In Scotland have been found necklaces of nerites and limpets; at Aurignac, eighteen little plaques of cockle shell pierced with holes in the centre. At Laugerie-Basse, a man overtaken by a landslip had been crushed by the stones which had fallen upon him; time has destroyed his clothes, but the shells with which he had decked himself are still preserved.[21] He had worn four on his forehead, two on each shoulder, four on each knee, and two on each foot. All idea of these shells having formed a necklace must be abandoned; they were all notched, and had been used either to adorn or fasten the clothes.
The most interesting discoveries, however, were those made in the caves of Baoussé-Roussé, of which we have so often spoken. M. Rivière picked up the skeletons of two children, some thousand shells (Nassa neritea) artificially pierced, which had been used to deck their garments: Near an adult were other shells forming a necklace, a bracelet, an amulet, and a garter worn on the left leg; whilst on the head was a regular résille or net, not unlike that of the Spanish national costume, which net was made of small nerita shells and kept in place by bone pins.
We must also mention amongst favorite ornaments beads made of jet and of very fine ochreous clay dried in the sun, of calcareous crystalline rock, and of grayish schist, and in other places of beads of amber or of hyaline quartz, the brightness of which attracted the attention. At the station of Menieux (Charente) with flints of a type to which it is usual to give the names of Moustérien or Solutréen, excavations have yielded numerous carefully polished balls of calx, varying in diameter from one to two inches. If there had been any doubts as to their use, those doubts would have been removed by the discovery at Laugerie-Basse of a fragment of the shoulder-blade of a reindeer on which was engraved the figure of a woman wearing round her neck a necklace of clumsy round balls. Other yet stranger ornaments have been found, for which what we have said about the cannibalism of early man should have prepared the reader. Our ancestors of the Stone age adorned themselves with necklaces of human teeth, and two skeletons have been dug out wearing round their necks this token of their victories. M. de Baye possesses in his collection some round pieces of skull pierced with holes ([Fig. 28]), and at the meeting of the American Association in 1886, at Ann Arbor (Michigan) were presented some ornaments made of human bones from a mound in Ohio.
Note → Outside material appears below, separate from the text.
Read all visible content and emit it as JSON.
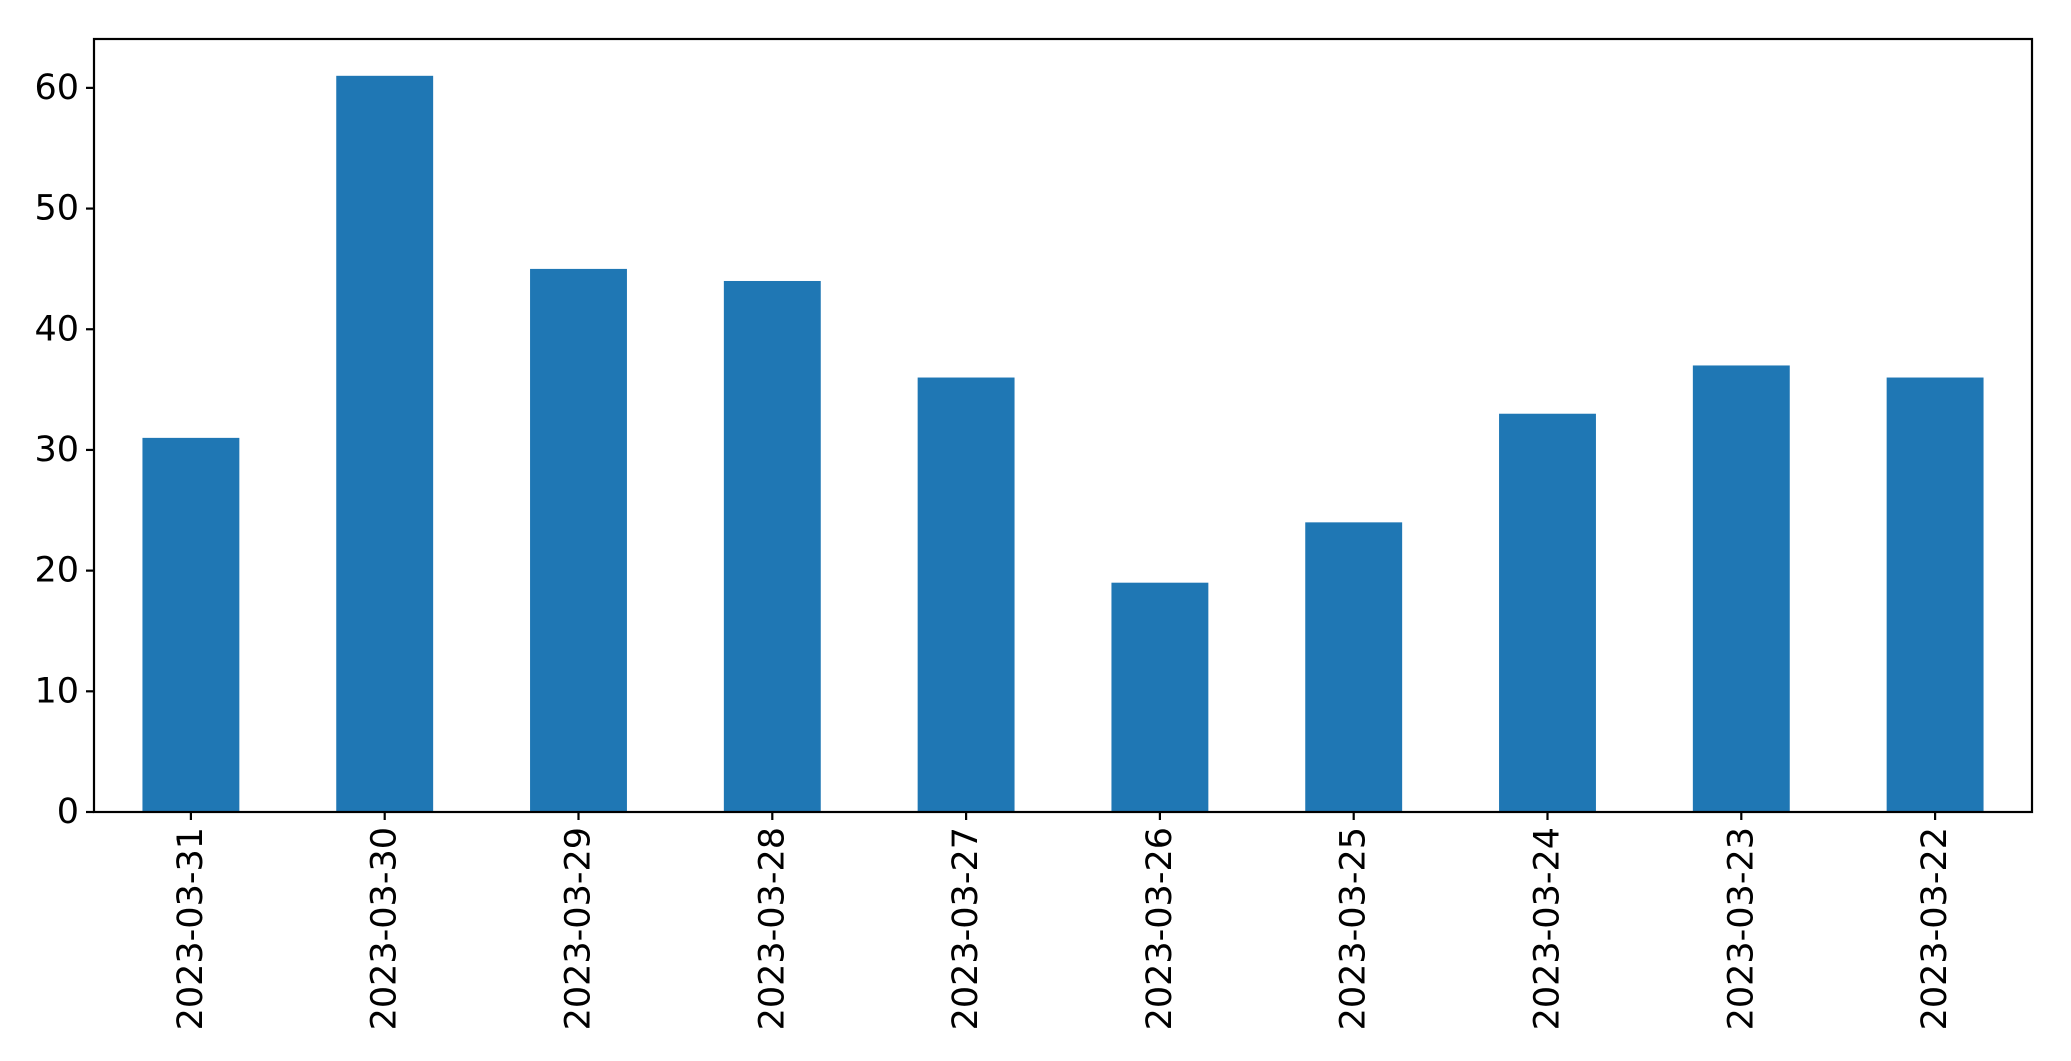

In taking from the gangue in which it was imbedded a skull from the megalithic monument of Vauréal, Pruner Bey noticed a fragment of a human shoulder blade pierced with an incision in which was fixed a little rounded piece of bone. This style of ornament seems to have remained in use for many centuries, for M. Nicaise has lately discovered at Moulin d’Oyes (Marne) a necklace made of calx balls, shells, and pendants cut out of the scales of unio shells. On this necklace hung a round piece of human cranium, and in the Gallic cemetery at Varille, the exterior lamina of a human lumbar vertebra was fastened to a necklace made of coral beads.